Биата, глядя через мое плечо, следила за красной точкой. Ее порывистое дыхание согревало мне щеку.
— Где же он? — прошептала Биата. Ее, как и всех нас, захватила беззвучная охота в кромешной тьме за невидимым кальмаром. Волновал каждый всплеск на экране, непонятный шум, вдруг доносившийся из гидрофона. Предчувствие чего-то неожиданного, непонятного, а следовательно, страшного.
На глубине 950 метров на экране радара появились неясные контуры кашалота. Под углом в 80° кашалот уходил в глубину. Ниже, на глубине 1300 метров, вверх мчался кальмар, он шел по прямой навстречу кашалоту.

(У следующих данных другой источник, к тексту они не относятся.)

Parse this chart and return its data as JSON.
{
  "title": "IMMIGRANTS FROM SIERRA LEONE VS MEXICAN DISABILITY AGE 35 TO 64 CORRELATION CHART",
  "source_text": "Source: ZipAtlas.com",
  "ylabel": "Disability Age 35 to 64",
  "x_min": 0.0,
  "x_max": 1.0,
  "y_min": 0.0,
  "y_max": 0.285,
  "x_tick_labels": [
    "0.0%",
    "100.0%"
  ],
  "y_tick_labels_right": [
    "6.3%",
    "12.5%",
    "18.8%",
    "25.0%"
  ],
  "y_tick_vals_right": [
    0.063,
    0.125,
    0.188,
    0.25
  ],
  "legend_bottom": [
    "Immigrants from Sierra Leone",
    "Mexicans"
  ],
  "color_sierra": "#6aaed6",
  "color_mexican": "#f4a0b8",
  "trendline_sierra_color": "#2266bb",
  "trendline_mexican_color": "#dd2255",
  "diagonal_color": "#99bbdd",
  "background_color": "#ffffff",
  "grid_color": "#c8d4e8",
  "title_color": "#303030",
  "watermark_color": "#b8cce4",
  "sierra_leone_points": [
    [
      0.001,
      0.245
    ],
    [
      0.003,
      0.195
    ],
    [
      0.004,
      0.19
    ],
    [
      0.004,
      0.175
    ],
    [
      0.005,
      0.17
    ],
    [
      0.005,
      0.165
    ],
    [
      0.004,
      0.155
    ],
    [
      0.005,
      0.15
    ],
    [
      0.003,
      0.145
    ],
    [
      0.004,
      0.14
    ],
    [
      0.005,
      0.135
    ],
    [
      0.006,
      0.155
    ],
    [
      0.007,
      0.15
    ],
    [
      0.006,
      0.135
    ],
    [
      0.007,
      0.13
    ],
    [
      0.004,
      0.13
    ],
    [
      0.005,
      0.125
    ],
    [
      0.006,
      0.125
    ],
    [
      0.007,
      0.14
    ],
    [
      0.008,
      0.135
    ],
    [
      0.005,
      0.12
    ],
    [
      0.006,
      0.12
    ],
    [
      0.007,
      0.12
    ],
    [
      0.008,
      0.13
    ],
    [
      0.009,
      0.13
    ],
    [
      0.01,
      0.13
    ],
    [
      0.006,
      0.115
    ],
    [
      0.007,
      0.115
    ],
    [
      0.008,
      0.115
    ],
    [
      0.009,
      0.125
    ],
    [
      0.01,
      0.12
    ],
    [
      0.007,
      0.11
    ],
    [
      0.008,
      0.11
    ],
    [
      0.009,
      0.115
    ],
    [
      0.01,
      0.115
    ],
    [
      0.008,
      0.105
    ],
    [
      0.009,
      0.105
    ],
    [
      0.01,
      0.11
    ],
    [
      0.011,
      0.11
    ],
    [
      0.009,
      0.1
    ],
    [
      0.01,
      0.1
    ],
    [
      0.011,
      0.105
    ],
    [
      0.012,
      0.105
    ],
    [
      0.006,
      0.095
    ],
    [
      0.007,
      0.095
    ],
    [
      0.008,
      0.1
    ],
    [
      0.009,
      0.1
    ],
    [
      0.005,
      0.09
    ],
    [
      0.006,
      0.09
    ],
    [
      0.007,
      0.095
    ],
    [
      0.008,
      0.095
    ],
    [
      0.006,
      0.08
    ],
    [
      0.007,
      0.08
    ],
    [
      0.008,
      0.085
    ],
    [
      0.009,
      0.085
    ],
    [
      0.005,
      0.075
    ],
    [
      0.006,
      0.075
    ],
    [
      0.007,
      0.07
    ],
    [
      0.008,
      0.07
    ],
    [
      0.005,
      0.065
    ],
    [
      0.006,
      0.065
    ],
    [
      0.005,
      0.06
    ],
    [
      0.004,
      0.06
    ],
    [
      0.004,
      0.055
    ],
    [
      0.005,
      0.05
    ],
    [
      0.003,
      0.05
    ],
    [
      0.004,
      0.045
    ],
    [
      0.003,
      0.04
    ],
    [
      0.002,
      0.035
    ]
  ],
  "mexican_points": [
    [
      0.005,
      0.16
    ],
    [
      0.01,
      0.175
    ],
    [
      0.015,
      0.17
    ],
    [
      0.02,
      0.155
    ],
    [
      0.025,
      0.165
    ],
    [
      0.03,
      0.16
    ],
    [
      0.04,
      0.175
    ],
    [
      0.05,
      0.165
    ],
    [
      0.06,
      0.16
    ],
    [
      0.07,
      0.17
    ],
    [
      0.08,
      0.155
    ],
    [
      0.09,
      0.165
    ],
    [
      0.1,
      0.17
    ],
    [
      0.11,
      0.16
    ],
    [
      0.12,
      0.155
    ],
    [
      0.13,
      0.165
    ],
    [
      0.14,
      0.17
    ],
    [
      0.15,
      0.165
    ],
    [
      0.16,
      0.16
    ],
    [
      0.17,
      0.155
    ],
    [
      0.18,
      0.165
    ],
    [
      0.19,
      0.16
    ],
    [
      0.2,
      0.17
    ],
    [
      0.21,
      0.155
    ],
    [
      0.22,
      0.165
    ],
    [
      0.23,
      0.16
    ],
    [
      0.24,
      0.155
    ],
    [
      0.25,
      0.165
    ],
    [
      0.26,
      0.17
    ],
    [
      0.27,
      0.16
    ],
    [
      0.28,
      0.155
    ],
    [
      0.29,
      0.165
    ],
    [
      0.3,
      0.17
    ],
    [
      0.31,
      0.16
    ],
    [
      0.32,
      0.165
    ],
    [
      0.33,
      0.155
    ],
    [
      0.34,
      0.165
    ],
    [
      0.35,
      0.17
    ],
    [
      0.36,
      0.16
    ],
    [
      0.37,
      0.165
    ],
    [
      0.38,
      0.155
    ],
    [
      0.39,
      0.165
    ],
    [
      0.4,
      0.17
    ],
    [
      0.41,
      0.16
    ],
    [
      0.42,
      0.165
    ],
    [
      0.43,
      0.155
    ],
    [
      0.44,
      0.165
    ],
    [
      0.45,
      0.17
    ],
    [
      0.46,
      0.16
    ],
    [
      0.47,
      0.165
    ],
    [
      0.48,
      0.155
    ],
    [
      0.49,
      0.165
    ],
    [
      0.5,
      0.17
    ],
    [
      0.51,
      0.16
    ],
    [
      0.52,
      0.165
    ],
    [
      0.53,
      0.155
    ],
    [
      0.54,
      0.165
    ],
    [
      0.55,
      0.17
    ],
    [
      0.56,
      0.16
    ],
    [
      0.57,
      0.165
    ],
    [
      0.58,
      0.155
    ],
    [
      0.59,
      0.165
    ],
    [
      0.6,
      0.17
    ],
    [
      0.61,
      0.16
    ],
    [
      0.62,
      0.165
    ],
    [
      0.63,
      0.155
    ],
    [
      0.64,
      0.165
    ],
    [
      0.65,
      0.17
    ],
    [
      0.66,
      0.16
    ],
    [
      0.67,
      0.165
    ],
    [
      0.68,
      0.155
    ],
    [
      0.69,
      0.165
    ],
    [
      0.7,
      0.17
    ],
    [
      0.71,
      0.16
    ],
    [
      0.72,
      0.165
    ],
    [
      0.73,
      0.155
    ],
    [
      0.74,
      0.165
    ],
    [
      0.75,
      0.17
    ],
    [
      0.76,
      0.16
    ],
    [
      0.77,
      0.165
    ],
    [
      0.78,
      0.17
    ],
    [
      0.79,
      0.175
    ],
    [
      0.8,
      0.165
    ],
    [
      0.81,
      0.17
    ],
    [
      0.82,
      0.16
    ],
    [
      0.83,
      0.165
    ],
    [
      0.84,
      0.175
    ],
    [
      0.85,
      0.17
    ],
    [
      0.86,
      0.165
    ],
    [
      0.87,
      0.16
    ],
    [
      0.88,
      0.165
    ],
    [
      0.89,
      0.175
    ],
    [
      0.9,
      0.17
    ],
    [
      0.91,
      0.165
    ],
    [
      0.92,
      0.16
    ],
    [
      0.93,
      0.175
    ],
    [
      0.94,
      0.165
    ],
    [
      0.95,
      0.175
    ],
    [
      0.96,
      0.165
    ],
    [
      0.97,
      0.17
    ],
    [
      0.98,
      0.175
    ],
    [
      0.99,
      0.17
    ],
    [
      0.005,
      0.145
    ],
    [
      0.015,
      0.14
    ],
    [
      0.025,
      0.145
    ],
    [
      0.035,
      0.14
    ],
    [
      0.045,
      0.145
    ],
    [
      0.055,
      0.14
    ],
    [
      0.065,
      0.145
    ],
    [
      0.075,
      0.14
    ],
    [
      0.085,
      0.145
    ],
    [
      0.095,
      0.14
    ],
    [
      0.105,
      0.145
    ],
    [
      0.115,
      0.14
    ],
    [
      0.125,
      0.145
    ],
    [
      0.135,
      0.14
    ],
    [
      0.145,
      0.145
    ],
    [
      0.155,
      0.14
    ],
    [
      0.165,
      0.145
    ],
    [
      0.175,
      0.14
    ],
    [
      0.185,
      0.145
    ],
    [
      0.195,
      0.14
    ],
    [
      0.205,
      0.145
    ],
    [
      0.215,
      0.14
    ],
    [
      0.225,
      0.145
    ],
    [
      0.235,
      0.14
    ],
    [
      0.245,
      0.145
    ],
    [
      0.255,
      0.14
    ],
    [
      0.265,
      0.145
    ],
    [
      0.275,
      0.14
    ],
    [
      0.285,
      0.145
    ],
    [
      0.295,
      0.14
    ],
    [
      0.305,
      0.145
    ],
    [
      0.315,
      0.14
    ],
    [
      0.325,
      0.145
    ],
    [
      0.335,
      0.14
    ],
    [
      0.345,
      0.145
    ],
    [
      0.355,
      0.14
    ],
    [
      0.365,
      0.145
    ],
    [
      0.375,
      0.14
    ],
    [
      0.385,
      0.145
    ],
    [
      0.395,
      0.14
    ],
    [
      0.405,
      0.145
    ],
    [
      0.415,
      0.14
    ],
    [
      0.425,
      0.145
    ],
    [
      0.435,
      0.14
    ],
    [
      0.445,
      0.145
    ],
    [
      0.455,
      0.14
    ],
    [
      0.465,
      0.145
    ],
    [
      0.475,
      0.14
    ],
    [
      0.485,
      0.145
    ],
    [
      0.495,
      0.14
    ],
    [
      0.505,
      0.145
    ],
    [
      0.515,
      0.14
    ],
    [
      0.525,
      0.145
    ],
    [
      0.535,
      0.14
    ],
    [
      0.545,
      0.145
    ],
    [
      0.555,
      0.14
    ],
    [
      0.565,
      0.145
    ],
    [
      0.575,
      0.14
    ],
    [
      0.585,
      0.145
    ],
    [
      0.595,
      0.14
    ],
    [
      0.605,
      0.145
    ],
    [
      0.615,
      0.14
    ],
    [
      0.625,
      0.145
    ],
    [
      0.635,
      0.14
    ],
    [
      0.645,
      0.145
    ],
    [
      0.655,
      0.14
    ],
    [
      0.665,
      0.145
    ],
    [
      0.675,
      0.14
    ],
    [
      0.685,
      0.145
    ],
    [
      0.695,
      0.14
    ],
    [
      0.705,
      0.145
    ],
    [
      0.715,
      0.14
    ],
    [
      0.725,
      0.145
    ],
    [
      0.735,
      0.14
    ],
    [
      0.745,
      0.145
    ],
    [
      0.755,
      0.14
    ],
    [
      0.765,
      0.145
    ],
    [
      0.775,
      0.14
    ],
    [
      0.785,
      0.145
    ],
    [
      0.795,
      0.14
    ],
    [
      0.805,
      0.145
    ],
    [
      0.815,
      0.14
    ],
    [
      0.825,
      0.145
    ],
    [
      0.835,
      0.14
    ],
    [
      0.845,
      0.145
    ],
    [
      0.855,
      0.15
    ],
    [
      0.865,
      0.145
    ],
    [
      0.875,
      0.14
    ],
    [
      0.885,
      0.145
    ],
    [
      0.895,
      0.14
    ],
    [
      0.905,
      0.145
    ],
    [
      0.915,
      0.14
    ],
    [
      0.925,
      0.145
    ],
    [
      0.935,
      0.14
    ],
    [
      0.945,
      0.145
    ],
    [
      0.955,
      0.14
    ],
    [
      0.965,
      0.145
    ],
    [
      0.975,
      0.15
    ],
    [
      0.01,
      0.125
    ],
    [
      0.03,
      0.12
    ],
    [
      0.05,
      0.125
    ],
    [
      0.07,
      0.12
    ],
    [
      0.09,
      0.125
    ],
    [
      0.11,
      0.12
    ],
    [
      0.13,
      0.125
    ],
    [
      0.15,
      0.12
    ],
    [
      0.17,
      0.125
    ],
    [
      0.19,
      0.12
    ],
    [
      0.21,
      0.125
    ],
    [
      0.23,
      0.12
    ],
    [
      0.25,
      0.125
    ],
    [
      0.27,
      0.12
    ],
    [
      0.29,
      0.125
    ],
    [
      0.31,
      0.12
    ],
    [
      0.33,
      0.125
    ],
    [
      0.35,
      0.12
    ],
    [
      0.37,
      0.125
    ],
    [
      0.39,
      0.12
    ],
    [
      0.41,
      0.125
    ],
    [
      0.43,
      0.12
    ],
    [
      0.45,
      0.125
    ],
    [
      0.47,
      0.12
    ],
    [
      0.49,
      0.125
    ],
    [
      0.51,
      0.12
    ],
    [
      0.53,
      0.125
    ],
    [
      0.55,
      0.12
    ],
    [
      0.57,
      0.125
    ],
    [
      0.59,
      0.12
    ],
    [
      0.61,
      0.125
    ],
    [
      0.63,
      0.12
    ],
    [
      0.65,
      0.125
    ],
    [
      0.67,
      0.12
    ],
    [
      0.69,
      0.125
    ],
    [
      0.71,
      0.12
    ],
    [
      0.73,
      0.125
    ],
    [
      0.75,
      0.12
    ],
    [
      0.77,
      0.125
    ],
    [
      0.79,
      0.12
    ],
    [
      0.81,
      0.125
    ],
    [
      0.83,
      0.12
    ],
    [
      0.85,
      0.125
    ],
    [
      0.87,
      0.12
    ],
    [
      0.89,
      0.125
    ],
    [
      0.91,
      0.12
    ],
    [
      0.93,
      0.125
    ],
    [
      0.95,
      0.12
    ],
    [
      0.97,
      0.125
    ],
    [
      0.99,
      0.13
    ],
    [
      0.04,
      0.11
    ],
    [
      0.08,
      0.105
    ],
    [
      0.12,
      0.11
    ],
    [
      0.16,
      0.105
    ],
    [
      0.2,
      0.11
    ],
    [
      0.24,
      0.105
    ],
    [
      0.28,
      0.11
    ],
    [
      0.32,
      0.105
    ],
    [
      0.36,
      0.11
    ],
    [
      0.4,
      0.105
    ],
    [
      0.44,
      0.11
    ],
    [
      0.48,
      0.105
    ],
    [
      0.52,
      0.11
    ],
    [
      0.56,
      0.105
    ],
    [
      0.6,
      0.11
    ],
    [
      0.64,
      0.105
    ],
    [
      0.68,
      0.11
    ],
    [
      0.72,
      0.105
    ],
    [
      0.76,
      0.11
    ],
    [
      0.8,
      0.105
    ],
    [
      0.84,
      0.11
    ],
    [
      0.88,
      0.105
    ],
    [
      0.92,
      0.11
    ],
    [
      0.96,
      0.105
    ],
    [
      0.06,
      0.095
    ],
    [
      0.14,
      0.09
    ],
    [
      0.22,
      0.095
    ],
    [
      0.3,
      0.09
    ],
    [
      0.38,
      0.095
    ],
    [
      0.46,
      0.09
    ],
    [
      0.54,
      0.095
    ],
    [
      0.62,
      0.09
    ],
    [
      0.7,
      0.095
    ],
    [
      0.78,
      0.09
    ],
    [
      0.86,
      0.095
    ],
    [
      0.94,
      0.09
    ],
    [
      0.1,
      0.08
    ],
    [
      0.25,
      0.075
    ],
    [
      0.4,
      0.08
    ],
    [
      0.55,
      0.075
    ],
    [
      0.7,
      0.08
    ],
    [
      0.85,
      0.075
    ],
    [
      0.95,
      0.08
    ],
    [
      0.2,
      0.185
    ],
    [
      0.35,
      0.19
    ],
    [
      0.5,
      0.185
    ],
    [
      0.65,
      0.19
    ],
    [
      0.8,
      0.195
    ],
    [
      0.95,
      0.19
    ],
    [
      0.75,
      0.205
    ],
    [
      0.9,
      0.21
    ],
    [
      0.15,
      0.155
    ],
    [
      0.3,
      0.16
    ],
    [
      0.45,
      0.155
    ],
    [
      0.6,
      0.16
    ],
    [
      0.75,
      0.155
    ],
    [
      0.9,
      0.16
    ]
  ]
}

Чаури Сингх бросил «Камбалу» круто вниз, направляя ее к точке встречи противников. Он сказал Биате:
— Если в поле зрения появится любой из них, стреляйте.
— Как? А, пушкой! Но где она?
— Нажмите красную клавишу на щитке.
— Вижу, она светится. Я убью их? Да?
— Нет. Парализуете на несколько минут. Но это в крайнем случае. Стрелять буду я сам.
Он уже стрелял, посылая в кашалота поток ультразвуковых волн. Но то ли было слишком далеко, то ли направленные волны пролетали мимо — кашалот не снижал скорости. Наконец он круто вильнул, но все же продолжал идти на сближение с кальмаром.
— Не думал, что Жак такой задира, — пробормотал Чаури Сингх.
— Может, это не он? — усомнилась Биата.
— Участок его… Что такое? Двигатель!
Мы остановились. Красная точка замерла на карте. Как я ни старался найти неисправность, на этот раз дело обстояло сложнее. Чаури Сингх не проронил ни слова, глядя на экран.